October 30, 2015
Pot Legalization Effort in US Heartland Takes Many Paths
Julie Carr Smith READ TIME: 3 MIN.
So a few states out West and a couple cities on the East Coast have voted to legalize marijuana. Does that mean legal pot can fly in the heartland?
A ballot proposal before Ohio voters next month would be the first in the nation to legalize both medical and recreational marijuana in a single vote. It's funded by private investors and mounted in an off-year election cycle, the only marijuana-related question on any state ballot this year.
Why such an unusual profile? Thank the complex politics of this king of politically divided states.
"The reason that we're a battleground state is because we shake it up. We shake it up in a big, big way," said Ian James, director of ResponsibleOhio, the legalization campaign.
That means roughly $4 million has been spent on TV ads so far - with varying messages targeted at parents, military veterans, blacks, union members and senior citizens. It means kids in wheelchairs promoting medical marijuana, a green bud-shaped mascot trolling college campuses and a tough-on-crime prosecutor touting economic benefits to cash-strapped police departments.
There's even a concurrent campaign proposing to purge old marijuana-related convictions if this year's Issue 3 passes.

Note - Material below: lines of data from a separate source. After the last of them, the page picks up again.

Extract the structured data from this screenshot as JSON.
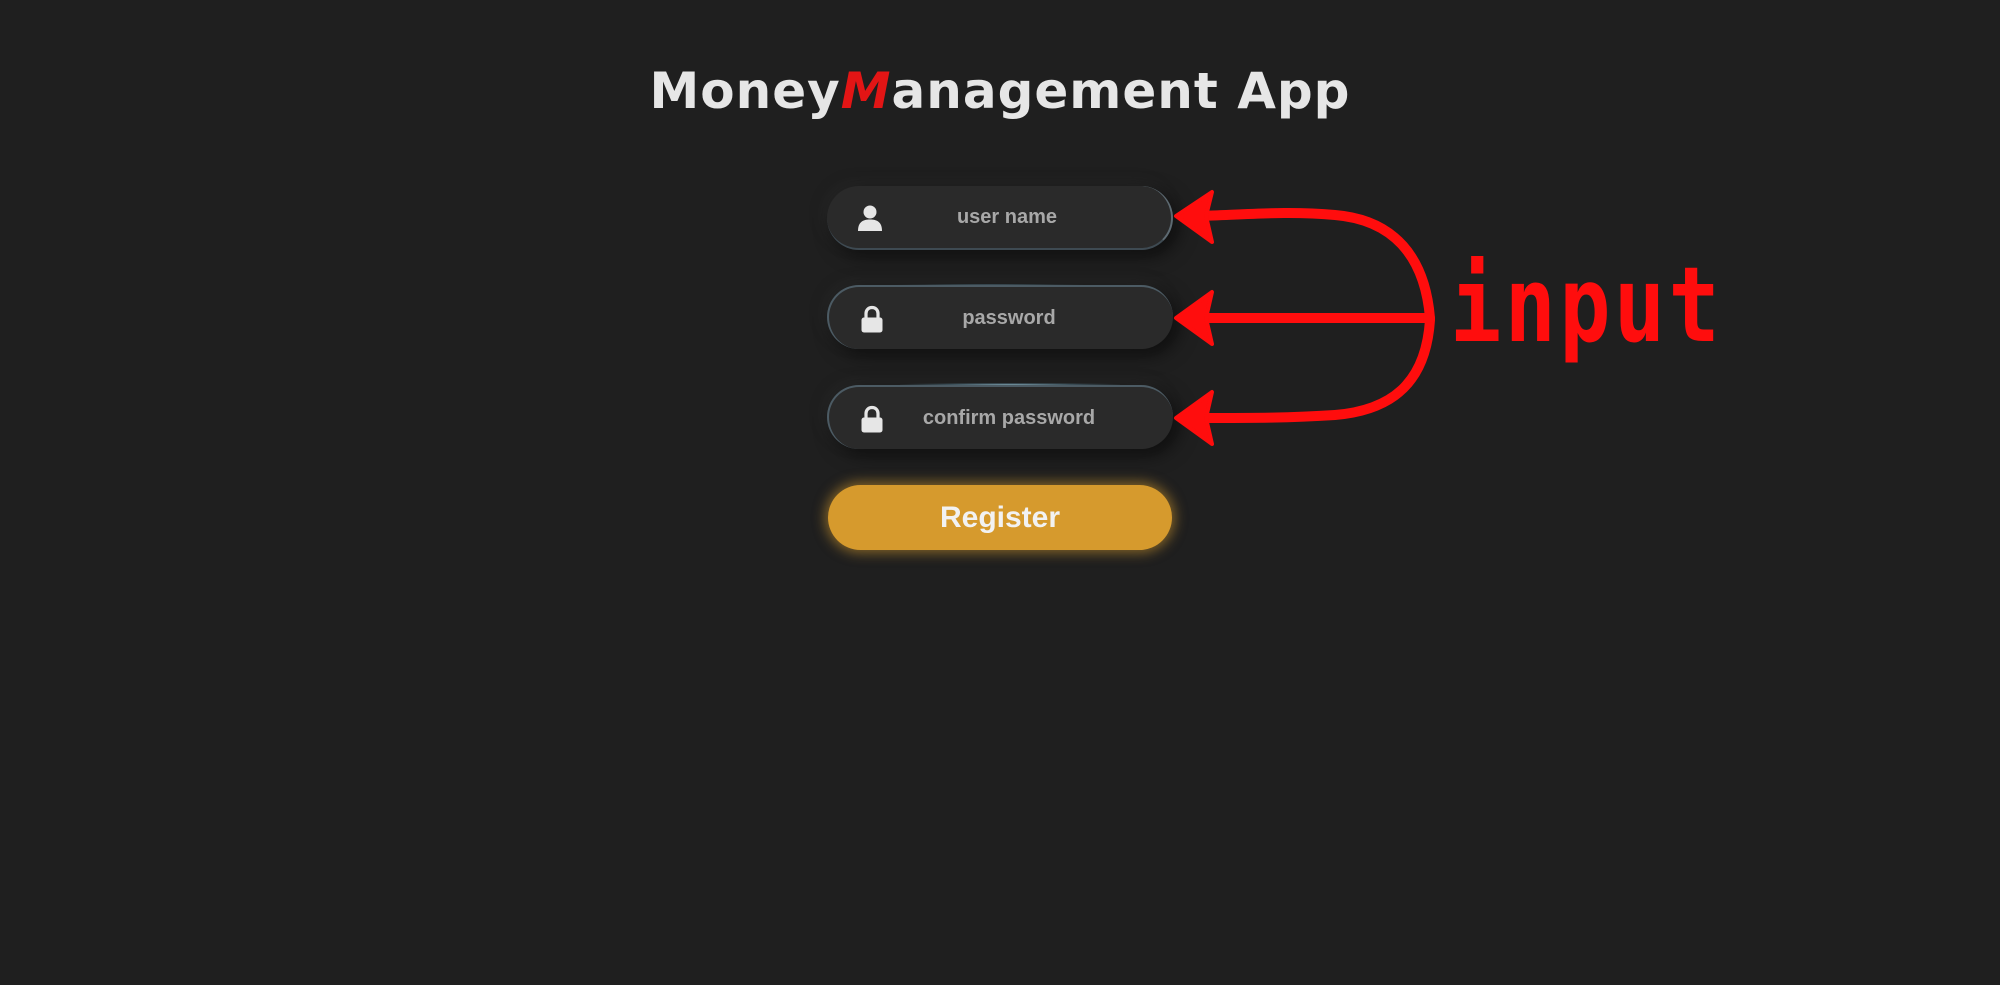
{
  "app": {
    "title_parts": [
      "Money ",
      "M",
      "anagement App"
    ]
  },
  "form": {
    "username": {
      "placeholder": "user name",
      "icon": "user-icon"
    },
    "password": {
      "placeholder": "password",
      "icon": "lock-icon"
    },
    "confirm_password": {
      "placeholder": "confirm password",
      "icon": "lock-icon"
    },
    "register_label": "Register"
  },
  "annotation": {
    "label": "input",
    "color": "#ff0d0d"
  },
  "colors": {
    "background": "#1f1f1f",
    "field_bg": "#2a2a2a",
    "accent_button": "#d69a2d",
    "title_accent": "#e31515"
  }
}
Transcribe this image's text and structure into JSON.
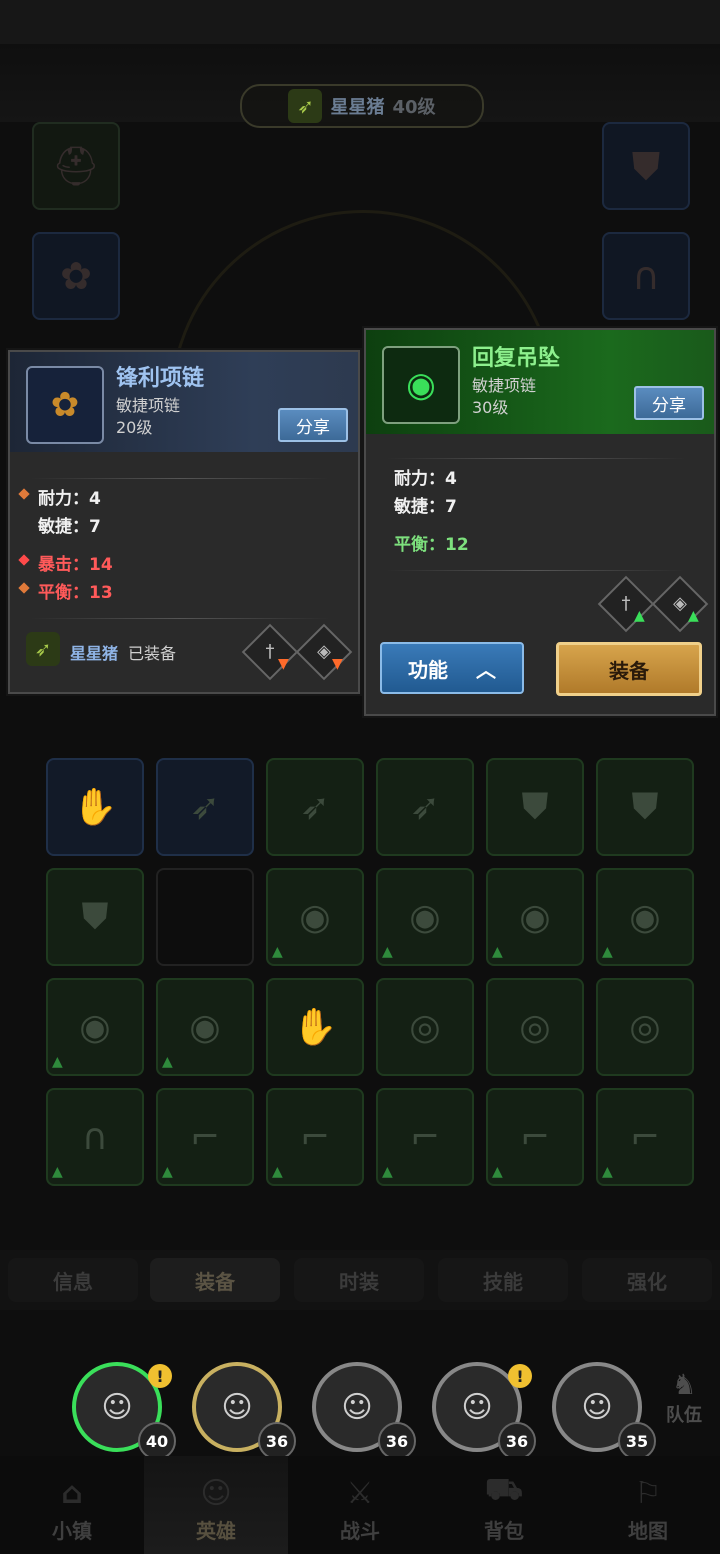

James, a ballot-campaign veteran, said if it looks like chaos, it's not. It's a strategy - aimed at capturing various pockets of one of America's most well-studied electorates, one stretching from farm country to inner-city Cleveland to blue-collar Toledo to Appalachia.
"It's a multistate strategy inside the state of Ohio," James said. "Ohio's one of the most complex media-market states in the nation, next to New York, California, Texas. It costs over $1 million a week in an off year to be on TV."
That's the reason the campaign solicited deep-pocketed investors who will have exclusive right to 10 authorized marijuana growing sites and combined the more popular medical-marijuana issue with recreational pot appealing to younger voters.
Critics say the campaign's lack of a philosophical focal point doesn't represent creative swing state politics, but greed. Its vast wealth - $12 million spent and $12 million more raised last quarter - has allowed for constant polling and strategy re-adjustment.
"The problem as I see it is that their campaign looks like a mess, because they've attempted to triangulate or differentiate so many messages that their opportunism is readily apparent," said state Rep. Mike Curtin, a Columbus Democrat opposing the measure.
Detractors say ResponsibleOhio picked 2015 to get ahead of an anticipated onslaught of legalization proposals expected during the 2016 presidential election.
The campaign's prospectus told potential investors they'd be "on the front line of a projected $1+ billion annual sale potential" and positioned for business returns elsewhere.
"In short, if it works here, it will work anywhere, which follows the old saying, 'As Goes Ohio, So Goes the Nation,'" the document said.
Brittany Clingen, senior writer at political information service Ballotpedia, said the effort is being closely watched nationally because of its unique structure.
"'This Issue 3 could be a game changer in multiple ways if it passes," she said. "Not only would it be the first to combine medical and recreational marijuana but, from a ballot measure perspective, it's setting up this precedent of pay-to-play for direct democracy."
Philip Wallach, a fellow at the Brookings Institution who studies marijuana politics, said it's a one-of-a-kind issue, out of step with the more mainstream legalization movement and Ohio's particular self-identity.
"The idea that Ohio would be on the vanguard of any kind of issue relating to social politics is a little hard for me to wrap my head around," he said. With passage, Ohio would become the fifth state to legalize recreational marijuana after Colorado, Washington, Oregon and Alaska.
Opponents have placed a separate initiative on the ballot that's designed to nullify legalization. It prohibits economic monopolies from being placed in Ohio's constitution and makes sure to specifically apply to the growing-site network proposed by ResponsibleOhio.
"Monopoly" is proving to be a hot-button word among Ohio's independent-minded voters, including farmers contemplating a new cash crop.
Ohio Farmers Union spokesman Ron Sylvester said the idea of "markets rigged for already wealthy interests" prompted his group's opposition: "Frankly, we didn't even have to engage members on issues of morality."
Daniel A. Smith, a political science professor at the University of Florida, said the anti-monopoly campaign could be enough to sink Ohio's legalization question.
"For opposition campaigns, you just have to find the one silver bullet to derail an initiative," he said. "Proponents have to defend all aspects of it."